Tree frogs are adorable little guys who make great pets. Caring for them is not as difficult as some may think.
In their natural habitat, tree frogs spend much of their time in trees where it is cool. They don’t take up much space, so a ten gallon tank aquarium is all the room they should need. They have sticky toes for climbing, so provide them with lots of decorative trees and vines to climb on. Gravels are a familiar yet easy base for these little guys. Have a light layer of gravels in the bottom of the tank, and then add about a half inch of water. Be sure to change this water every week to cut back on bacteria and odor. Or, since frogs are amphibians, you may with to have only dry gravels and add a water fountain for producing water for your frog. This keeps the water fresh for longer, and adds a lovely addition to your aquarium.
Tree frogs can spend days clinging to one spot without moving, but watch out – they are sneaky little fellows who can and will get out if at all possible! So be sure to have a cover for your tank. Most pet stores sell flat screened covers with no doors or other openings. Simply set the cover down over top of the mouth of the tank, and be sure to use the safety locks to secure the screen lid to the tank so it cannot be raised by accident.
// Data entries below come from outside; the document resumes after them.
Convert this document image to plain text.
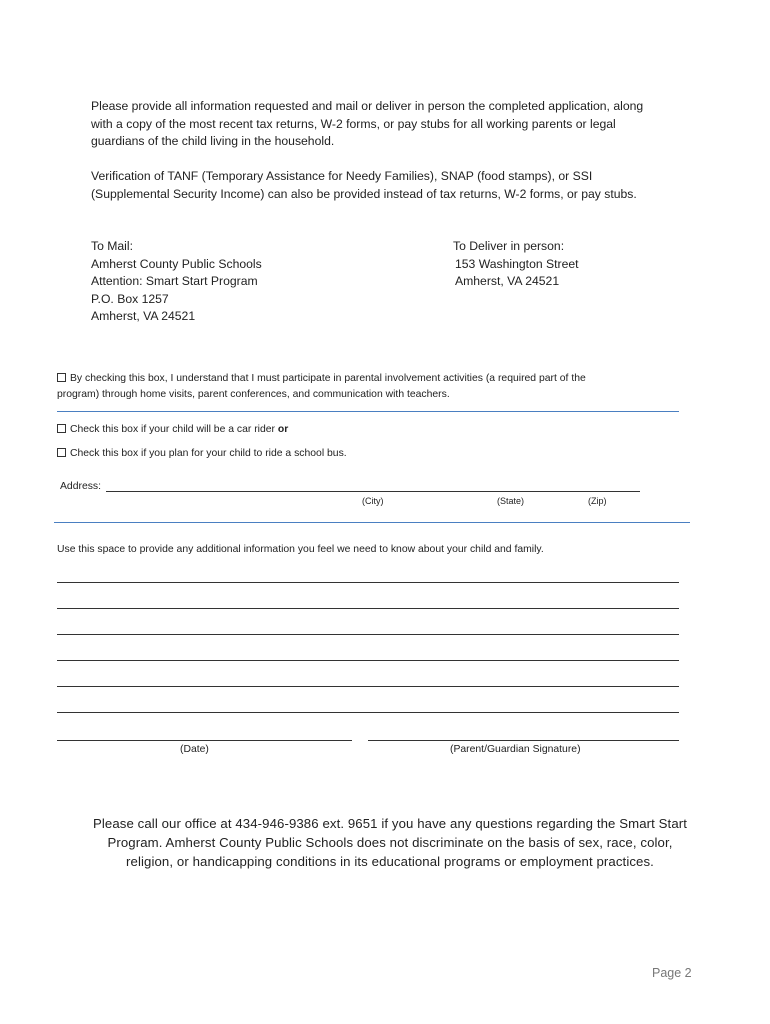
Please provide all information requested and mail or deliver in person the completed application, along
with a copy of the most recent tax returns, W-2 forms, or pay stubs for all working parents or legal
guardians of the child living in the household.
Verification of TANF (Temporary Assistance for Needy Families), SNAP (food stamps), or SSI
(Supplemental Security Income) can also be provided instead of tax returns, W-2 forms, or pay stubs.
To Mail:
Amherst County Public Schools
Attention: Smart Start Program
P.O. Box 1257
Amherst, VA 24521
To Deliver in person:
153 Washington Street
Amherst, VA 24521
By checking this box, I understand that I must participate in parental involvement activities (a required part of the
program) through home visits, parent conferences, and communication with teachers.
Check this box if your child will be a car rider or
Check this box if you plan for your child to ride a school bus.
Address:
(City)	(State)	(Zip)
Use this space to provide any additional information you feel we need to know about your child and family.
(Date)	(Parent/Guardian Signature)
Please call our office at 434-946-9386 ext. 9651 if you have any questions regarding the Smart Start
Program. Amherst County Public Schools does not discriminate on the basis of sex, race, color,
religion, or handicapping conditions in its educational programs or employment practices.
Page 2
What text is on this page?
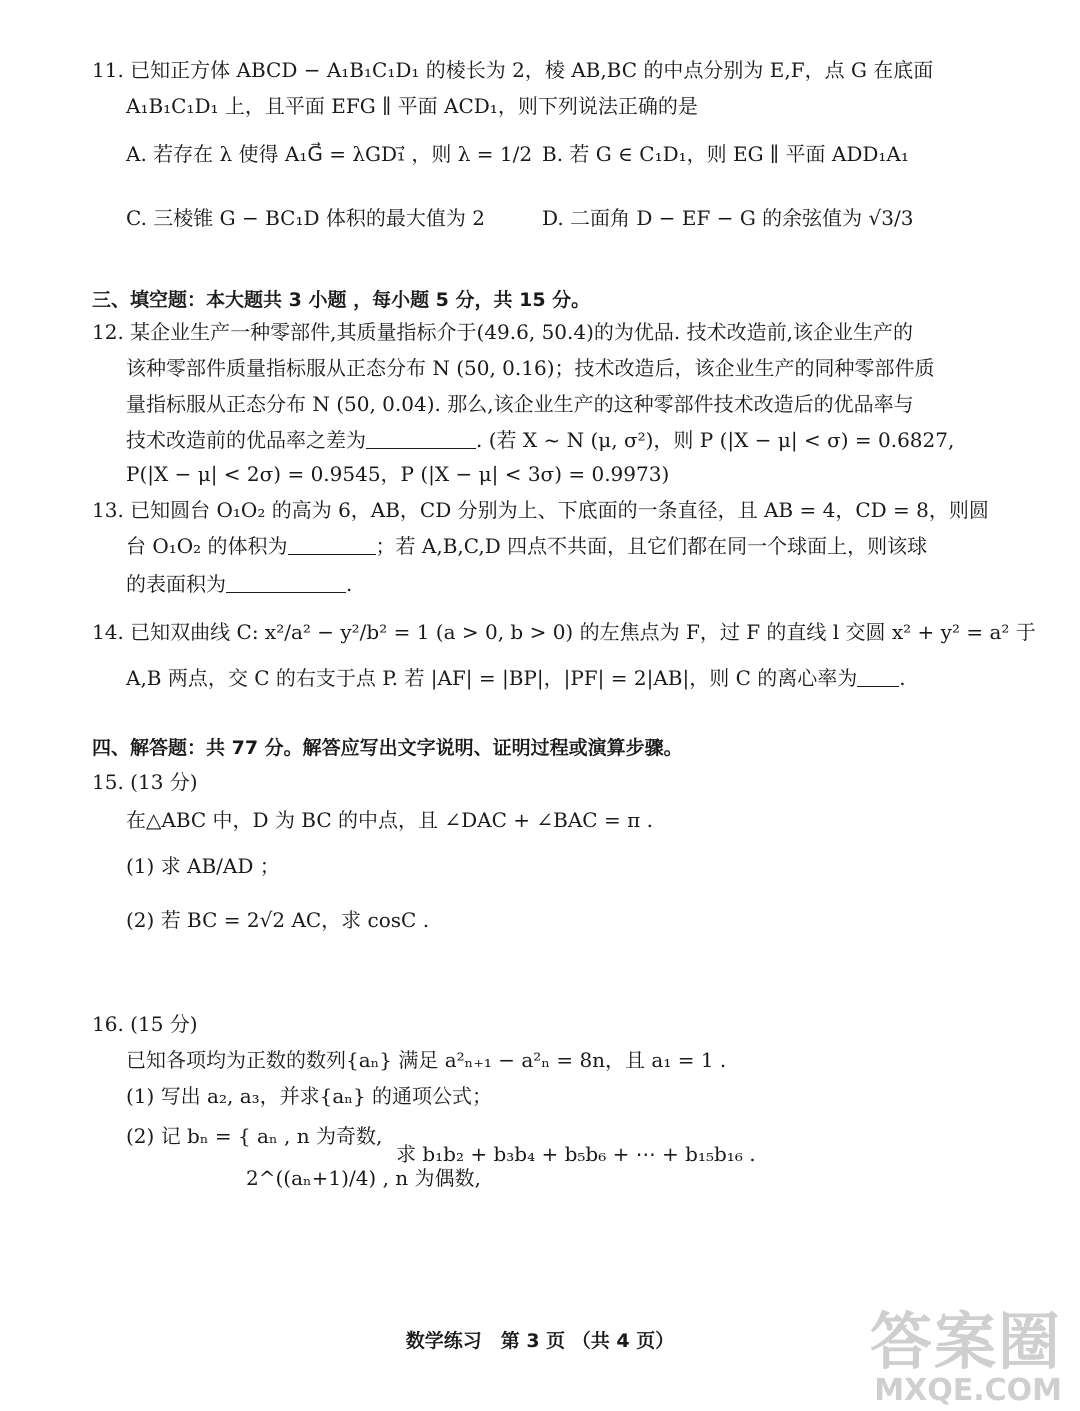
11. 已知正方体 ABCD − A₁B₁C₁D₁ 的棱长为 2，棱 AB,BC 的中点分别为 E,F，点 G 在底面
A₁B₁C₁D₁ 上，且平面 EFG ∥ 平面 ACD₁，则下列说法正确的是
A. 若存在 λ 使得 A₁G⃗ = λGD₁⃗ ，则 λ = 1/2 B. 若 G ∈ C₁D₁，则 EG ∥ 平面 ADD₁A₁
C. 三棱锥 G − BC₁D 体积的最大值为 2	D. 二面角 D − EF − G 的余弦值为 √3/3
三、填空题：本大题共 3 小题 ，每小题 5 分，共 15 分。
12. 某企业生产一种零部件,其质量指标介于(49.6, 50.4)的为优品. 技术改造前,该企业生产的
该种零部件质量指标服从正态分布 N (50, 0.16)；技术改造后，该企业生产的同种零部件质
量指标服从正态分布 N (50, 0.04). 那么,该企业生产的这种零部件技术改造后的优品率与
技术改造前的优品率之差为	. (若 X ~ N (μ, σ²)，则 P (|X − μ| < σ) = 0.6827,
P(|X − μ| < 2σ) = 0.9545，P (|X − μ| < 3σ) = 0.9973)
13. 已知圆台 O₁O₂ 的高为 6，AB，CD 分别为上、下底面的一条直径，且 AB = 4，CD = 8，则圆
台 O₁O₂ 的体积为	；若 A,B,C,D 四点不共面，且它们都在同一个球面上，则该球
的表面积为	.
14. 已知双曲线 C: x²/a² − y²/b² = 1 (a > 0, b > 0) 的左焦点为 F，过 F 的直线 l 交圆 x² + y² = a² 于
A,B 两点，交 C 的右支于点 P. 若 |AF| = |BP|，|PF| = 2|AB|，则 C 的离心率为 .
四、解答题：共 77 分。解答应写出文字说明、证明过程或演算步骤。
15. (13 分)
在△ABC 中，D 为 BC 的中点，且 ∠DAC + ∠BAC = π .
(1) 求 AB/AD ；
(2) 若 BC = 2√2 AC，求 cosC .
16. (15 分)
已知各项均为正数的数列{aₙ} 满足 a²ₙ₊₁ − a²ₙ = 8n，且 a₁ = 1 .
(1) 写出 a₂, a₃，并求{aₙ} 的通项公式；
(2) 记 bₙ = { aₙ , n 为奇数,
2^((aₙ+1)/4) , n 为偶数,
求 b₁b₂ + b₃b₄ + b₅b₆ + ⋯ + b₁₅b₁₆ .
数学练习　第 3 页 （共 4 页）	答案圈
MXQE.COM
As far as food goes, this is where some people tend to decide they don’t want a tree frog after all. They require live food in order to live a healthy active life. Live crickets, flies, and meal worms are the most common food sold at pet stores for these little guys. You will need to buy a small container with a breathable yet secure lid to store live food. Place an old toilet paper roll or a piece of an egg carton in the bottom of this container to house crickets. Then put in a small dish with a tablespoon full of vitamin enriched cricket drink, which is sold in most pet stores. This way your crickets will stay healthy, so that when you feed them to your frog they will in return be healthy. Tree frogs don’t care for dead bait so be sure to not put just water in with your crickets. It has been discovered that in most cases the crickets will drown while trying to drink water out of their dish, or they accidentally fall into the water and can’t get back out. Feed your tree frog by using tweezers to pick two crickets, flies or meal worms a day. Try to get crickets smaller than your frog’s mouth. A larger cricket could become lodged in its mouth.
It is suggested that you not handle your tree frog, or any frog, too much. Frogs have a light wet coat of slime that covers their entire bodies, which provides moisture to their skin. If you do handle your frog, be sure to have damp hands, so that you don’t rub off this coating and dry out its skin.
So, with a ten gallon tank, fresh water, trees for climbing and live food, you are all set for raising and caring for your tree frog. By following these guidelines and tips carefully, you are well on your way to a great relationship with your pet tree frog.